Ce système Chassin a donné satisfaction et n’a jamais fait parler de lui. Il n’y a jamais eu d’accident dit « nez à nez » sur le réseau du sud de la France. Mais il a pour inconvénient de limiter le nombre de trains en circulation

L’enclenchement électrique et ses témoins.

Au Royaume-Uni, l’électricité est mise à contribution sur de nombreux systèmes. Le système du « token » (témoin) est utilisé, vers 1920, par le Great Western Railway en remplacement du système électrique Webb & Thomson, lui-même proche du système Tyer et autres. Le « token » est un petit bâton que le mécanicien glisse directement dans la rainure d’un appareil électrique qui est relié à un autre appareil à l’autre extrémité de la ligne.
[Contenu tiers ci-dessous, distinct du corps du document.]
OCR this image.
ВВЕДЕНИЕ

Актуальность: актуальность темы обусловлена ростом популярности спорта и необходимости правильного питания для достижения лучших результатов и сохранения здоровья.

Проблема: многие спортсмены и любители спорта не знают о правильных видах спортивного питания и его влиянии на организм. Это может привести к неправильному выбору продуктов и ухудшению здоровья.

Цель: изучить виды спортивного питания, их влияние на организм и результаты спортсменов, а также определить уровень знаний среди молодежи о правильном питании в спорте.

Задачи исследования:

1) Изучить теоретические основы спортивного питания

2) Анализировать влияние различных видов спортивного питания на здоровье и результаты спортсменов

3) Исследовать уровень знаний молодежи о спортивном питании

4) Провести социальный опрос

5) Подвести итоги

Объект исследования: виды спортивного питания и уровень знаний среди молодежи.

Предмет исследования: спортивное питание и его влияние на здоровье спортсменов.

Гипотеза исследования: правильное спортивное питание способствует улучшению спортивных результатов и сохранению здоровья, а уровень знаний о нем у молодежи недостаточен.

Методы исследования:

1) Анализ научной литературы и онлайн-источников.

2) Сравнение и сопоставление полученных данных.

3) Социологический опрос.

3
Ici aussi le système n’autorise la présence que d’un seul train à la fois sur une section de voie unique. La sécurité est assurée par le verrouillage électrique effectué immédiatement et en temps réel sur les appareils, interdisant la prise d’un témoin dans un sens donné tant que le témoin pris précédemment n’est pas restitué dans un appareil.
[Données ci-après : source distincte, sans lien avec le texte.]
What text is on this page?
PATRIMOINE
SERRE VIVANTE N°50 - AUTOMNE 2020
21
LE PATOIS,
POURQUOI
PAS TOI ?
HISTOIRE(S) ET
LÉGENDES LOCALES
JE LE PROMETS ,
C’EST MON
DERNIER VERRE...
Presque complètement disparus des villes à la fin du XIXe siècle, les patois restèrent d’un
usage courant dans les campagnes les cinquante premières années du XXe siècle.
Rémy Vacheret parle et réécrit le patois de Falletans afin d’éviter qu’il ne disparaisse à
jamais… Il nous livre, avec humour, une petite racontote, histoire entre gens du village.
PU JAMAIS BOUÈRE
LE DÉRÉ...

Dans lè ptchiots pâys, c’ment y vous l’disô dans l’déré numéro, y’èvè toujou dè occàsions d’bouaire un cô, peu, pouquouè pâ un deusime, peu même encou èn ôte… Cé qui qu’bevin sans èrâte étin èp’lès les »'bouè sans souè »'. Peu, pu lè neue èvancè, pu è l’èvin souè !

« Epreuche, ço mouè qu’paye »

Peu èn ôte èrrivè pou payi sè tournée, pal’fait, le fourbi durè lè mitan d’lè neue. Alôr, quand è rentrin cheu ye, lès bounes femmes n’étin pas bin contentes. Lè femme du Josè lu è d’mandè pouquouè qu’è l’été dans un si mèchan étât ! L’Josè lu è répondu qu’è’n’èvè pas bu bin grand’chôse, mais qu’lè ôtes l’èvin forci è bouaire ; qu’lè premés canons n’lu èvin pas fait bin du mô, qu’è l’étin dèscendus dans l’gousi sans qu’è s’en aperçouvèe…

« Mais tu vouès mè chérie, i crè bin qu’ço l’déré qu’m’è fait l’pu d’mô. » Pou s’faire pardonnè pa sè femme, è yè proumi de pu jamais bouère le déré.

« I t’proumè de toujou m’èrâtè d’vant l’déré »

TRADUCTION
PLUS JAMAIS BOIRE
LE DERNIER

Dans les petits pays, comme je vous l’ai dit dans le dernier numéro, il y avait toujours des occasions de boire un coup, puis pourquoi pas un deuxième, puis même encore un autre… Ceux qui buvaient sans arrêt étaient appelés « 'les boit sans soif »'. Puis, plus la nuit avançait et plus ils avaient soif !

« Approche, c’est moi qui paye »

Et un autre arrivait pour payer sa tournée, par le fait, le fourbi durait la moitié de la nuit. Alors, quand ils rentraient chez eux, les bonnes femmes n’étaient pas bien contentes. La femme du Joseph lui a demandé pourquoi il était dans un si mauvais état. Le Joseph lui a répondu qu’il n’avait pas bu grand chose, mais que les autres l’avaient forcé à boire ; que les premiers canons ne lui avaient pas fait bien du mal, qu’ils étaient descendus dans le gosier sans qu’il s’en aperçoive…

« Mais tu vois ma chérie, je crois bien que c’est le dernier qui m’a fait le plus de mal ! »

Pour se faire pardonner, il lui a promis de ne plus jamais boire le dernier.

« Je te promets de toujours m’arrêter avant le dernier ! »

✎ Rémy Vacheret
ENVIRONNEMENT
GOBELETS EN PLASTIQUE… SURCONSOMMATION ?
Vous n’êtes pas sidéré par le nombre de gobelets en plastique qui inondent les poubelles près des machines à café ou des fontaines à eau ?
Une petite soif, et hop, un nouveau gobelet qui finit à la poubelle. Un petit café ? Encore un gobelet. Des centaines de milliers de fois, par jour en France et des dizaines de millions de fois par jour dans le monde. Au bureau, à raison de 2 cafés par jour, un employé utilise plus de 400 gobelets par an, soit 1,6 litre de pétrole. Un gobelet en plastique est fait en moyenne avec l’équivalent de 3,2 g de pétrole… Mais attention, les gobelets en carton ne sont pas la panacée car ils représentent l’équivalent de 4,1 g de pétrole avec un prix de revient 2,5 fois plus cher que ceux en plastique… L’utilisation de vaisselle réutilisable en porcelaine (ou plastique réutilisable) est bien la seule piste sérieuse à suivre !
Mais ici aussi se pose le problème de la dissymétrie des circulations des trains, et il est possible qu’une accumulation de témoins se fasse en fin de journée dans une seule gare terminus. Il faut alors qu’un agent spécial, muni d’une clé et d’une autorisation, vienne ouvrir l’appareil et prenne l’ensemble des témoins pour les rapatrier, à bicyclette ou par le dernier train, vers la gare qui est démunie.

Aujourd’hui, presque un siècle plus tard, le problème reste posé. Mais les liaisons radio sol-train, les liaisons et la surveillance par satellite avec aide informatisée permettent de trouver des solutions donnant un maximum de sécurité. Le réseau des États-Unis, par exemple, comporte des dizaines de milliers de kilomètres en voie unique formant la presque totalité du réseau et pourtant sûres. Il suffit de traverser l’intégralité des États-Unis dans un magnifique train comme le « California Zephyr » reliant Chicago à San-Francisco pour constater que la quasi-totalité du trajet se fait en voie unique.

1 réflexion sur « Le bâton-pilote : la hantise en voie unique. »

  1. Au Train à Vapeur de Rille ou je suis chef de gare, la règle s’applique à un train comme à plusieurs et c’est une sécurité.